Can You Keep Your Earned Income Tax Credit (EITC) in Bankruptcy?
You can keep your EITC refund in bankruptcy if you can exempt it.
When you file bankruptcy, any income tax refunds payable to you become part of your bankruptcy estate. If part of your tax refund is comprised of an earned income tax credit (EITC), you may be able to exempt some or all of the EITC in your bankruptcy case, depending on what state you live in. Read on to find out more.
Tax Refunds in Bankruptcy
Income tax refunds are usually considered part of a debtor's bankruptcy estate. If you file a Chapter 7, this means that the refund could be seized by your bankruptcy trustee. In a Chapter 13, the refund will be included in the valuation of your bankruptcy estate for the purpose of calculating your Chapter 13 plan.

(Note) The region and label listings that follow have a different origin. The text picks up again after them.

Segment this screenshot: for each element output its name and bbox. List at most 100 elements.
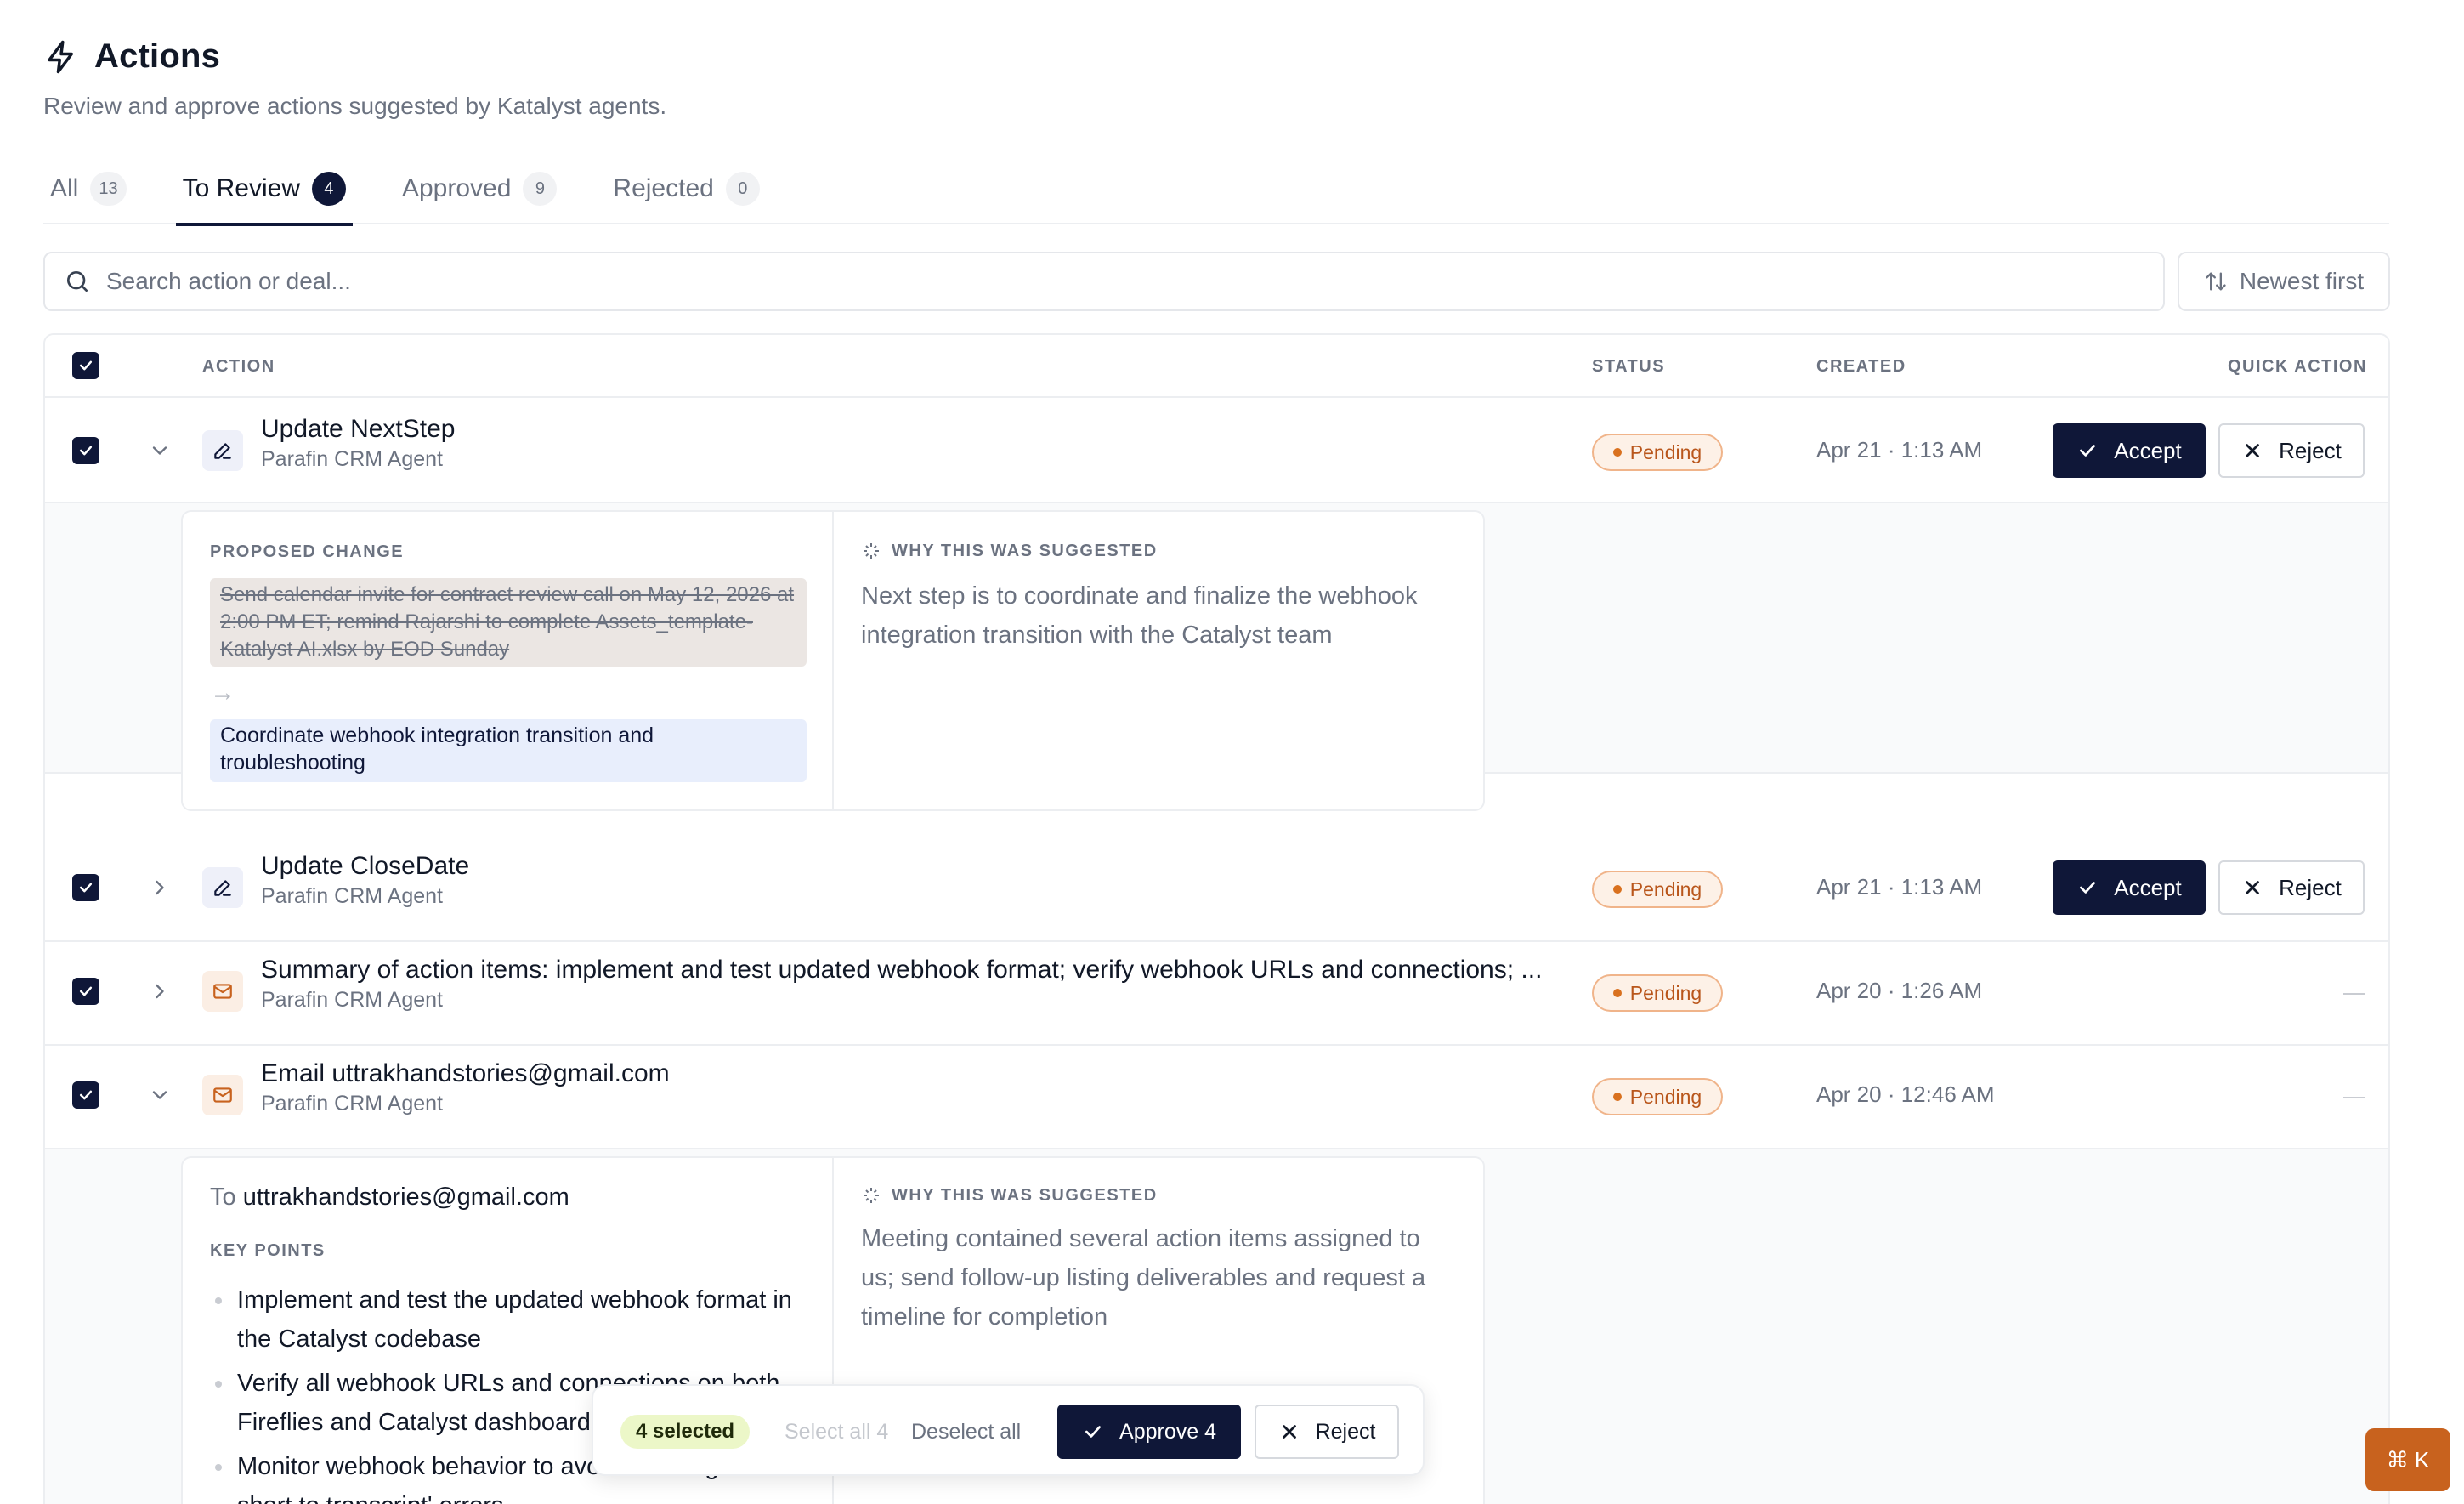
why-suggested-heading: WHY THIS WAS SUGGESTED xyxy=(861,1185,1158,1206)
page-header: Actions Review and approve actions sugge… xyxy=(43,37,666,120)
why-suggested-text: Next step is to coordinate and finalize … xyxy=(861,582,1418,649)
check-icon xyxy=(79,360,93,371)
chevron-right-icon[interactable] xyxy=(148,979,172,1003)
reject-label: Reject xyxy=(2279,874,2342,900)
status-dot xyxy=(1612,885,1622,894)
tab-rejected[interactable]: Rejected 0 xyxy=(606,153,766,224)
approve-selected-button[interactable]: Approve 4 xyxy=(1057,1405,1241,1459)
accept-button[interactable]: Accept xyxy=(2053,860,2206,915)
proposed-change-label: PROPOSED CHANGE xyxy=(210,542,405,561)
edit-icon xyxy=(202,867,243,908)
row-agent: Parafin CRM Agent xyxy=(261,1092,443,1115)
selected-count-badge: 4 selected xyxy=(620,1415,751,1449)
created-timestamp: Apr 21 · 1:13 AM xyxy=(1816,874,1983,900)
approve-selected-label: Approve 4 xyxy=(1119,1419,1216,1444)
row-title: Summary of action items: implement and t… xyxy=(261,956,1543,984)
row-checkbox[interactable] xyxy=(72,978,99,1005)
deselect-all-link[interactable]: Deselect all xyxy=(911,1420,1021,1444)
row-title: Update CloseDate xyxy=(261,852,470,880)
new-value: Coordinate webhook integration transitio… xyxy=(210,719,807,782)
status-badge: Pending xyxy=(1592,871,1723,908)
select-all-link[interactable]: Select all 4 xyxy=(785,1420,888,1444)
tab-count: 9 xyxy=(523,172,558,206)
email-recipient: To uttrakhandstories@gmail.com xyxy=(210,1183,569,1212)
row-checkbox[interactable] xyxy=(72,874,99,901)
sort-button[interactable]: Newest first xyxy=(2178,252,2390,311)
row-checkbox[interactable] xyxy=(72,1081,99,1109)
edit-icon xyxy=(202,430,243,471)
key-points-label: KEY POINTS xyxy=(210,1241,326,1260)
tab-label: Approved xyxy=(401,174,512,202)
tab-label: To Review xyxy=(182,174,300,202)
close-icon xyxy=(2246,444,2259,457)
status-badge: Pending xyxy=(1592,434,1723,471)
to-address: uttrakhandstories@gmail.com xyxy=(242,1183,569,1211)
check-icon xyxy=(2080,882,2096,894)
tab-label: Rejected xyxy=(613,174,714,202)
row-agent: Parafin CRM Agent xyxy=(261,988,443,1012)
check-icon xyxy=(1085,1426,1101,1438)
why-suggested-section: WHY THIS WAS SUGGESTED Next step is to c… xyxy=(834,512,1483,809)
status-label: Pending xyxy=(1629,877,1702,900)
search-icon xyxy=(67,271,88,292)
proposed-change-card: PROPOSED CHANGE Send calendar invite for… xyxy=(181,510,1485,811)
close-icon xyxy=(1282,1425,1296,1439)
status-dot xyxy=(1612,1093,1622,1101)
table-row[interactable]: Update NextStep Parafin CRM Agent Pendin… xyxy=(45,398,2388,503)
check-icon xyxy=(2080,445,2096,457)
chevron-down-icon[interactable] xyxy=(148,439,172,463)
tab-label: All xyxy=(50,174,79,202)
reject-button[interactable]: Reject xyxy=(2218,860,2365,915)
to-prefix: To xyxy=(210,1183,236,1211)
right-arrow-icon: → xyxy=(210,678,235,707)
row-detail-panel: PROPOSED CHANGE Send calendar invite for… xyxy=(45,503,2388,811)
row-agent: Parafin CRM Agent xyxy=(261,447,443,471)
status-badge: Pending xyxy=(1592,974,1723,1012)
row-title: Update NextStep xyxy=(261,415,456,443)
list-item: Implement and test the updated webhook f… xyxy=(210,1280,815,1359)
reject-label: Reject xyxy=(2279,437,2342,463)
chevron-right-icon[interactable] xyxy=(148,876,172,900)
table-row[interactable]: Email uttrakhandstories@gmail.com Parafi… xyxy=(45,1046,2388,1149)
check-icon xyxy=(79,883,93,893)
table-header: ACTION STATUS CREATED QUICK ACTION xyxy=(45,335,2388,398)
no-quick-action xyxy=(2343,1097,2365,1098)
tab-count: 0 xyxy=(725,172,760,206)
proposed-change-section: PROPOSED CHANGE Send calendar invite for… xyxy=(183,512,834,809)
mail-icon xyxy=(202,1075,243,1115)
select-all-checkbox[interactable] xyxy=(72,352,99,379)
tab-all[interactable]: All 13 xyxy=(43,153,133,224)
table-row[interactable]: Summary of action items: implement and t… xyxy=(45,942,2388,1046)
actions-table: ACTION STATUS CREATED QUICK ACTION Updat… xyxy=(43,333,2390,1504)
mail-icon xyxy=(202,971,243,1012)
row-checkbox[interactable] xyxy=(72,437,99,464)
reject-selected-button[interactable]: Reject xyxy=(1255,1405,1399,1459)
status-label: Pending xyxy=(1629,440,1702,463)
tab-approved[interactable]: Approved 9 xyxy=(395,153,564,224)
why-suggested-heading: WHY THIS WAS SUGGESTED xyxy=(861,541,1158,561)
status-dot xyxy=(1612,448,1622,457)
accept-label: Accept xyxy=(2114,874,2182,900)
chevron-down-icon[interactable] xyxy=(148,1083,172,1107)
status-badge: Pending xyxy=(1592,1078,1723,1115)
check-icon xyxy=(79,446,93,456)
column-header-quick-action: QUICK ACTION xyxy=(2228,357,2367,376)
row-title: Email uttrakhandstories@gmail.com xyxy=(261,1059,670,1087)
command-palette-button[interactable]: ⌘ K xyxy=(2365,1428,2450,1491)
column-header-created: CREATED xyxy=(1816,357,1906,376)
table-row[interactable]: Update CloseDate Parafin CRM Agent Pendi… xyxy=(45,837,2388,942)
tab-count: 13 xyxy=(90,172,127,206)
row-agent: Parafin CRM Agent xyxy=(261,884,443,908)
tab-to-review[interactable]: To Review 4 xyxy=(175,153,354,226)
no-quick-action xyxy=(2343,993,2365,995)
column-header-action: ACTION xyxy=(202,357,275,376)
page-title: Actions xyxy=(94,37,221,75)
search-input[interactable] xyxy=(106,268,2061,295)
page-subtitle: Review and approve actions suggested by … xyxy=(43,93,667,119)
old-value: Send calendar invite for contract review… xyxy=(210,578,807,667)
check-icon xyxy=(79,1090,93,1100)
reject-button[interactable]: Reject xyxy=(2218,423,2365,478)
close-icon xyxy=(2246,881,2259,894)
accept-button[interactable]: Accept xyxy=(2053,423,2206,478)
bulk-action-bar: 4 selected Select all 4 Deselect all App… xyxy=(592,1384,1425,1476)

You may also have to turn over tax refunds as part of your Chapter 13 plan funding, depending on your case.
However, you may be able to protect your refund by using exemptions. The exemptions you have available may offer partial protection ore even full protection, depending on what your state's exemption laws say.
Exemptions: Federal vs. State
Like any other asset in bankruptcy, you may be able to claim exemptions to keep all or part of your EITC tax refund. The type and amount of exemptions you can apply against the EITC refund will depend on the laws of your state, and the type of exemption scheme that you have opted to use:
- federal bankruptcy exemptions, or
- state bankruptcy exemptions.
To learn how exemptions work, and to find the applicable exemptions in your state, visit our Bankruptcy Exemptions topic area.
If you live in a state that allows you to use the federal bankruptcy exemptions, and you have opted to use them to protect other assets (for example, to take advantage of doubling exemptions to cover your home equity), your refund will be least protected. That is because the federal bankruptcy exemptions do not specifically protect tax refunds that arise from EITC. Instead, you are are limited to the standard exemptions. For example, you can use:
- the wildcard exemption of up to $1,225, and
- up to $11,500 of any unused portion of your available homestead exemption.
Those standard exemptions may not protect the full value of your refund, especially if you have already used all or a portion of those exemptions on other property you own.
If you choose to use your state exemptions, or your state requires that you use state exemptions, you might have better protection. Your EITC may even be exempt in full. For example, Indiana and Florida have laws that specifically protect EITC refunds in full. That means you get to keep your EITC in your bankruptcy. In other states you may be able to protect an EITC refund with a wildcard.
(Learn more about how the wildcard exemption works in bankruptcy.)
Caution: Child Tax Credit
This article addresses refunds traceable to EITC. If part of your refund is based upon the state or federal child tax credits, then that amount may not be similarly exempt in bankruptcy. Ultimately, it will depend on whether the laws of your state that protect EITC also exempt refunds arising from state or federal child tax credits. For example, if you live in Florida, you may exempt your entire EITC. However, Florida law does not exempt child tax credit. The amount of your refund traceable to the child tax credit will still be included in your bankruptcy case and is potentially subject to seizure by your bankruptcy trustee, to the extent that you cannot apply other available exemptions against it.